Во всяком случае, на звонок дверь никто не открывает, чего не может быть никак и никогда, ибо среди нас всех, именно Сидур – самый заядлый и отчаянный болельщик. Но тут до матча века минуты остаются, а Миша, непонятно где. Причем одно окно его на втором этаже открыто настежь. И мы начинаем скандировать: Ми-ша! Ми-ша! Ми-ша!

Вдруг, в оконном проеме появляется голая по пояс, совершенно взъерошенная фигура Миши и машет на нас руками, мол, подите вы вон!

При этом хрипло повторяет: Пшли на хуй! Пшли на хуй! Пшли на хуй!

Тут-то меня и осенило. Но я замолчал. Люблю, грешным делом, эффекты. Эффект действительно был классный! Минут через пять из

Мишкиного парадника вышла Милка Косточка. Грациозно прошествовала мимо нашей совершенно обалдевшей компании, небрежно тряхнула золотыми кудрями и пропела: Привет мальчики!

Мы бегом поднялись наверх и застали Мишу в одной майке, семейных трусах, совершенно запыхавшегося, красного и дрожащего. Он тут же отозвал меня в сторону и стал возмущенно выговаривать: Ты кого мне подсунул, а? Её же барать нельзя! Там же вся шахна в шрамах, я весь солоп натер!

Здесь уже возмутился я и позвал в свидетели Серегу, ибо тот тоже знал Милку досконально снаружи и изнутри. И мы оба начали ему доказывать, что у Косточки там не только все в порядке, а еще так классно, как ни у какой другой бабы. Но Миша нам не поверил и остался при своем мнении. А тут еще наши немцам матч продули, и он, о Милке больше не вспоминая, принялся заливать горе.

Через пару дней встретил я Косточку на Невском и, жутко заинтригованный, поинтересовался, что у них там произошло. Она же мне поведала следующую грустную историю.

– Представляешь, только я к этому мудаку зашла, а он – цап меня и давай валить. Я ему говорю: пожрать сначала дай, так даже не слышит.

Я- вокруг стола бегать, а он за мной. Долго бегала, всё не давалась, пока самой не остоебло. А как он меня поймал, то повалил, трусы порвал, сунул мне елду между поясом и животом, да гоняет туда сюда.

Да еще каждую секунду спрашивает: Ты кончила? Ты кончила? Пока весь живот не обтрухал, не успокоился.

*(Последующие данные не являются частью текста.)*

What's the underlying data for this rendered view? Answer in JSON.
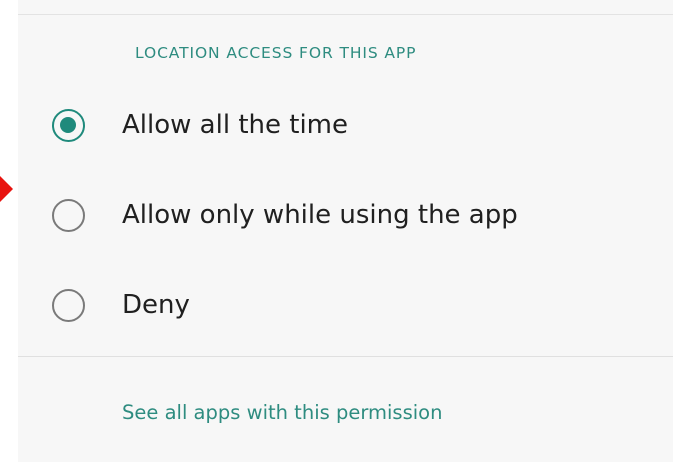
{
  "section": {
    "header": "LOCATION ACCESS FOR THIS APP"
  },
  "options": [
    {
      "label": "Allow all the time",
      "selected": true
    },
    {
      "label": "Allow only while using the app",
      "selected": false
    },
    {
      "label": "Deny",
      "selected": false
    }
  ],
  "footer": {
    "link": "See all apps with this permission"
  },
  "icons": {
    "radio_selected": "radio-checked-icon",
    "radio_unselected": "radio-unchecked-icon",
    "annotation": "red-arrow-icon"
  },
  "colors": {
    "accent": "#1f8a7c",
    "text_primary": "#202020",
    "radio_unselected": "#7a7a7a",
    "background": "#f7f7f7",
    "annotation_arrow": "#e8130f"
  }
}
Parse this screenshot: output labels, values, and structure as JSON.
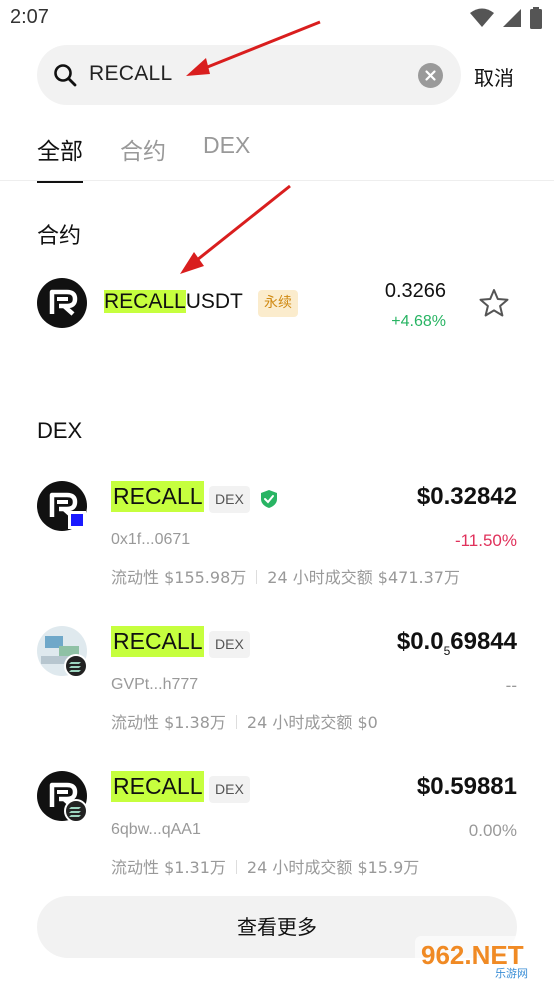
{
  "status_bar": {
    "time": "2:07"
  },
  "search": {
    "query": "RECALL",
    "cancel_label": "取消"
  },
  "tabs": [
    {
      "label": "全部",
      "active": true
    },
    {
      "label": "合约",
      "active": false
    },
    {
      "label": "DEX",
      "active": false
    }
  ],
  "contracts": {
    "title": "合约",
    "items": [
      {
        "symbol_highlight": "RECALL",
        "symbol_rest": "USDT",
        "badge": "永续",
        "price": "0.3266",
        "change": "+4.68%"
      }
    ]
  },
  "dex": {
    "title": "DEX",
    "items": [
      {
        "name": "RECALL",
        "badge": "DEX",
        "verified": true,
        "chain_icon": "blue-square-chain-icon",
        "price": "$0.32842",
        "address": "0x1f...0671",
        "change": "-11.50%",
        "change_color": "#e0315b",
        "liquidity": "流动性 $155.98万",
        "volume": "24 小时成交额 $471.37万"
      },
      {
        "name": "RECALL",
        "badge": "DEX",
        "verified": false,
        "chain_icon": "solana-chain-icon",
        "price_prefix": "$0.0",
        "price_sub": "5",
        "price_suffix": "69844",
        "address": "GVPt...h777",
        "change": "--",
        "change_color": "#999999",
        "liquidity": "流动性 $1.38万",
        "volume": "24 小时成交额 $0"
      },
      {
        "name": "RECALL",
        "badge": "DEX",
        "verified": false,
        "chain_icon": "solana-chain-icon",
        "price": "$0.59881",
        "address": "6qbw...qAA1",
        "change": "0.00%",
        "change_color": "#999999",
        "liquidity": "流动性 $1.31万",
        "volume": "24 小时成交额 $15.9万"
      }
    ]
  },
  "more_label": "查看更多",
  "watermark": {
    "text": "962.NET",
    "subtext": "乐游网"
  },
  "colors": {
    "highlight": "#c6ff3e",
    "positive": "#28b463",
    "negative": "#e0315b",
    "annotation_arrow": "#d91e1e"
  }
}
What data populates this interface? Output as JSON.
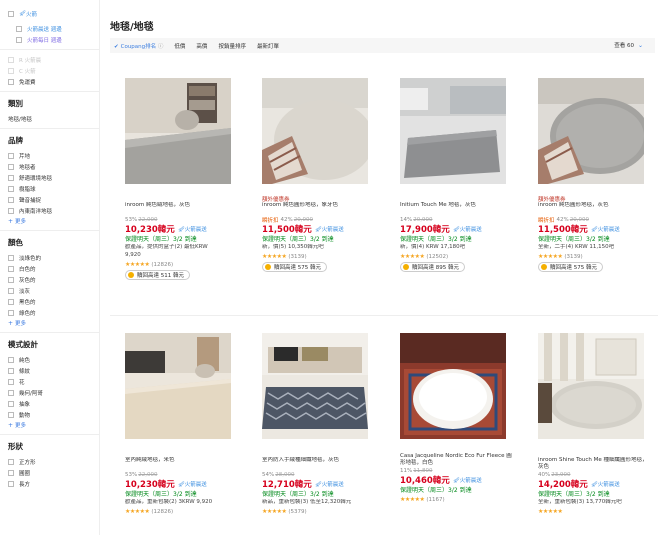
{
  "sidebar": {
    "top_rocket_label": "火箭",
    "delivery_options": [
      {
        "label": "火箭晨送 週邊",
        "color": "blue"
      },
      {
        "label": "火箭每日 週邊",
        "color": "violet"
      }
    ],
    "faint_options": [
      {
        "label": "R 火箭晨"
      },
      {
        "label": "C 火箭"
      }
    ],
    "free_shipping": "免運費",
    "category": {
      "title": "類別",
      "item": "地毯/地毯"
    },
    "brand": {
      "title": "品牌",
      "items": [
        "芹地",
        "地毯者",
        "舒適環境地毯",
        "樹脂球",
        "聲音捕捉",
        "內東南洋地毯"
      ],
      "more": "更多"
    },
    "color": {
      "title": "顏色",
      "items": [
        "淡綠色的",
        "白色的",
        "灰色的",
        "淡灰",
        "黑色的",
        "綠色的"
      ],
      "more": "更多"
    },
    "pattern": {
      "title": "模式設計",
      "items": [
        "純色",
        "條紋",
        "花",
        "幾何/阿哥",
        "抽象",
        "動物"
      ],
      "more": "更多"
    },
    "shape": {
      "title": "形狀",
      "items": [
        "正方形",
        "圓圈",
        "長方"
      ]
    }
  },
  "main": {
    "title": "地毯/地毯",
    "sort": {
      "coupang": "Coupang排名",
      "info_icon": "ⓘ",
      "items": [
        "低價",
        "高價",
        "按銷量排序",
        "最新訂單"
      ]
    },
    "per_page": "查看 60"
  },
  "products": [
    {
      "badge": "",
      "name": "inroom 純色絨地毯，灰色",
      "discount_pct": "53%",
      "orig_price": "22,000",
      "sale_label": "",
      "price": "10,230韓元",
      "rocket_tag": "火箭晨送",
      "delivery": "保證明天（周三）3/2 到達",
      "unit": "歡產品，提供的盒子(2) 最低KRW",
      "unit2": "9,920",
      "stars": "★★★★★",
      "reviews": "(12826)",
      "cashback": "贖回高達 511 韓元"
    },
    {
      "badge": "額外優惠券",
      "name": "inroom 純色圓形地毯，象牙色",
      "discount_pct": "42%",
      "orig_price": "20,000",
      "sale_label": "瞬折扣",
      "price": "11,500韓元",
      "rocket_tag": "火箭晨送",
      "delivery": "保證明天（周三）3/2 到達",
      "unit": "新，價(5) 10,350韓元吧",
      "unit2": "",
      "stars": "★★★★★",
      "reviews": "(3139)",
      "cashback": "贖回高達 575 韓元"
    },
    {
      "badge": "",
      "name": "Initium Touch Me 地毯，灰色",
      "discount_pct": "14%",
      "orig_price": "20,900",
      "sale_label": "",
      "price": "17,900韓元",
      "rocket_tag": "火箭晨送",
      "delivery": "保證明天（周三）3/2 到達",
      "unit": "新，價(4) KRW 17,180吧",
      "unit2": "",
      "stars": "★★★★★",
      "reviews": "(12502)",
      "cashback": "贖回高達 895 韓元"
    },
    {
      "badge": "額外優惠券",
      "name": "inroom 純色圓形地毯，灰色",
      "discount_pct": "42%",
      "orig_price": "20,000",
      "sale_label": "瞬折扣",
      "price": "11,500韓元",
      "rocket_tag": "火箭晨送",
      "delivery": "保證明天（周三）3/2 到達",
      "unit": "全新，二手(4) KRW 11,150吧",
      "unit2": "",
      "stars": "★★★★★",
      "reviews": "(3139)",
      "cashback": "贖回高達 575 韓元"
    },
    {
      "badge": "",
      "name": "室內純絨地毯，米色",
      "discount_pct": "53%",
      "orig_price": "22,000",
      "sale_label": "",
      "price": "10,230韓元",
      "rocket_tag": "火箭晨送",
      "delivery": "保證明天（周三）3/2 到達",
      "unit": "歡產品，重新包裝(2) 3KRW 9,920",
      "unit2": "",
      "stars": "★★★★★",
      "reviews": "(12826)",
      "cashback": ""
    },
    {
      "badge": "",
      "name": "室內防入手絨種細纖地毯，灰色",
      "discount_pct": "54%",
      "orig_price": "28,000",
      "sale_label": "",
      "price": "12,710韓元",
      "rocket_tag": "火箭晨送",
      "delivery": "保證明天（周三）3/2 到達",
      "unit": "新品，重新包裝(3) 低至12,320韓元",
      "unit2": "",
      "stars": "★★★★★",
      "reviews": "(5379)",
      "cashback": ""
    },
    {
      "badge": "",
      "name": "Casa Jacqueline Nordic Eco Fur Fleece 圓形地毯，白色",
      "discount_pct": "11%",
      "orig_price": "11,800",
      "sale_label": "",
      "price": "10,460韓元",
      "rocket_tag": "火箭晨送",
      "delivery": "保證明天（周三）3/2 到達",
      "unit": "",
      "unit2": "",
      "stars": "★★★★★",
      "reviews": "(1167)",
      "cashback": ""
    },
    {
      "badge": "",
      "name": "inroom Shine Touch Me 種細纖圓形地毯，灰色",
      "discount_pct": "40%",
      "orig_price": "23,900",
      "sale_label": "",
      "price": "14,200韓元",
      "rocket_tag": "火箭晨送",
      "delivery": "保證明天（周三）3/2 到達",
      "unit": "全新，重新包裝(3) 13,770韓元吧",
      "unit2": "",
      "stars": "★★★★★",
      "reviews": "",
      "cashback": ""
    }
  ]
}
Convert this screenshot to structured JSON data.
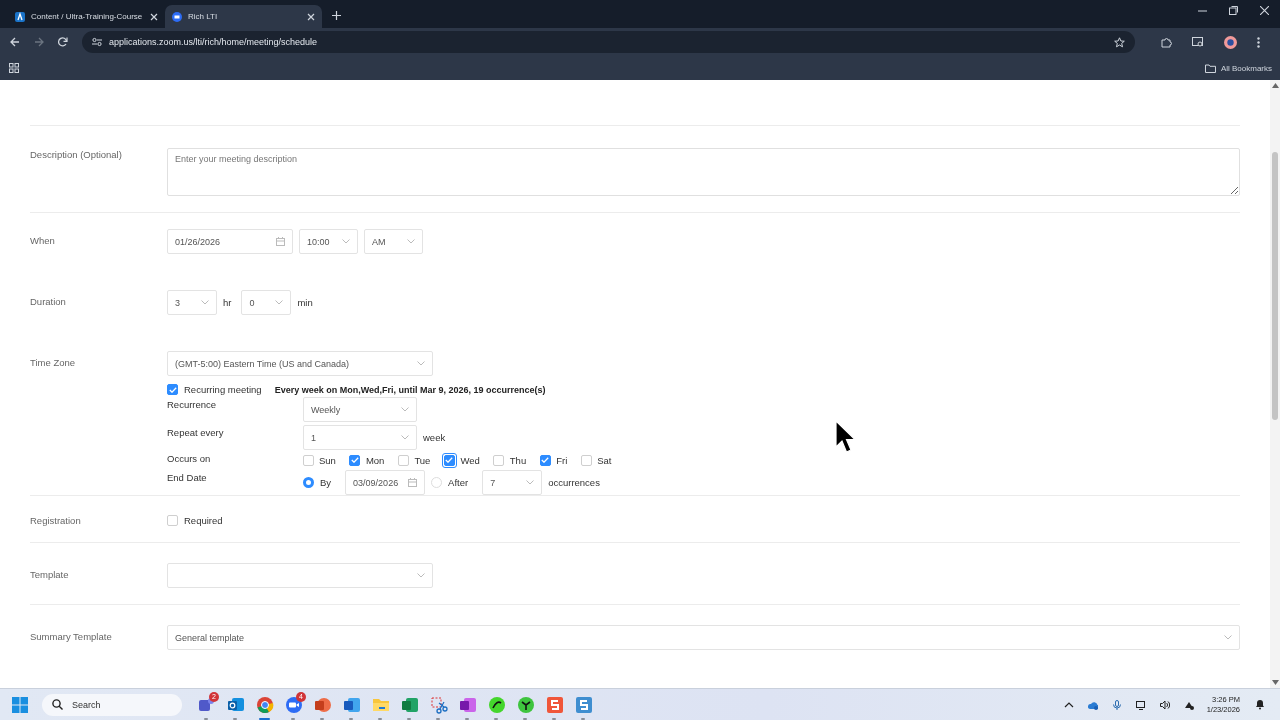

Кого ты мне подставил?

Я так и не нашелся, что ей на упрек ответить. Извини, мол, говорю, бывает…

… Понесло меня, Александр Лазаревич, в воспоминания, вот сейчас всё это тебе описал, будто заново пережил. Так и вижу, словно он был вчера, этот нежный солнечный сентябрьский день такого далекого шестьдесят шестого года прошлого века. Я сижу со стаканом трех семерок в большой комнате перед черно-белым экраном в компании самых близких друзей, и мы кричим: "Давай! Давай!" А потом хватаемся за голову: Опять нам гол!

Ведь существует он сейчас где-то там в каких-то пространственно-временных измерениях тот давнопрошедший момент моей жизни в виде каких-нибудь застывших кадров, как на кинопленке. Рука

Хохлова с бутылкой портвейна над стаканом, льющаяся туда красная жидкость… мяч на черно-белом экране повисший в полете по направлению к воротам немецкой сборной, Мишкин открытый рот в крике :Давай! Д-а-а-ва-ай!…Я так и вижу их сейчас, как в свете фотовспышки.

… Написал, и еще один "флэшбэк", навеянный только что прошедшей февральской датой. Шестнадцать лет спустя, после не сложившегося акта любви между Мишей и Милкой Косточкой. Я живу в другом городе, вокруг меня – совершенно иные люди, иные реалии. Просто еще одна другая жизнь. Ровно девятнадцать лет тому назад: 23 февраля хмельного, загульного 82 года. Сразу после обеда, часа в два по полудни издательство АПН весело и пьяно начало праздновать "мужской половой день". Во всех отделах накрыты столы, дамы дарят мужикам смешные безделушки, народ пьет и ходит друг к другу в гости на посошок из редакции в редакцию. И все друг друга любят. Я тоже всех готов обнять и все готовы обнять меня. Пусть мгновенно преходящее, призрачное, но все же -ощущение истинной полноты жизни, чувство локтя, плеча, чувство счастья, что остается в душе навсегда, и которое здесь в эмиграции также недостижимо, как звезды на небе.

В восемь вечера народ разбредается догуливать по домам, мы все прощаемся, обнимаемся, я сажусь на Электрозаводской на электричку и еду к себе домой в Перово. Выхожу, смотрю на часы и застываю в ужасе: без пяти девять. А в девять двери счастья закрываются на амбарные замки до 11 утра следующего дня.. Но я же буду не один!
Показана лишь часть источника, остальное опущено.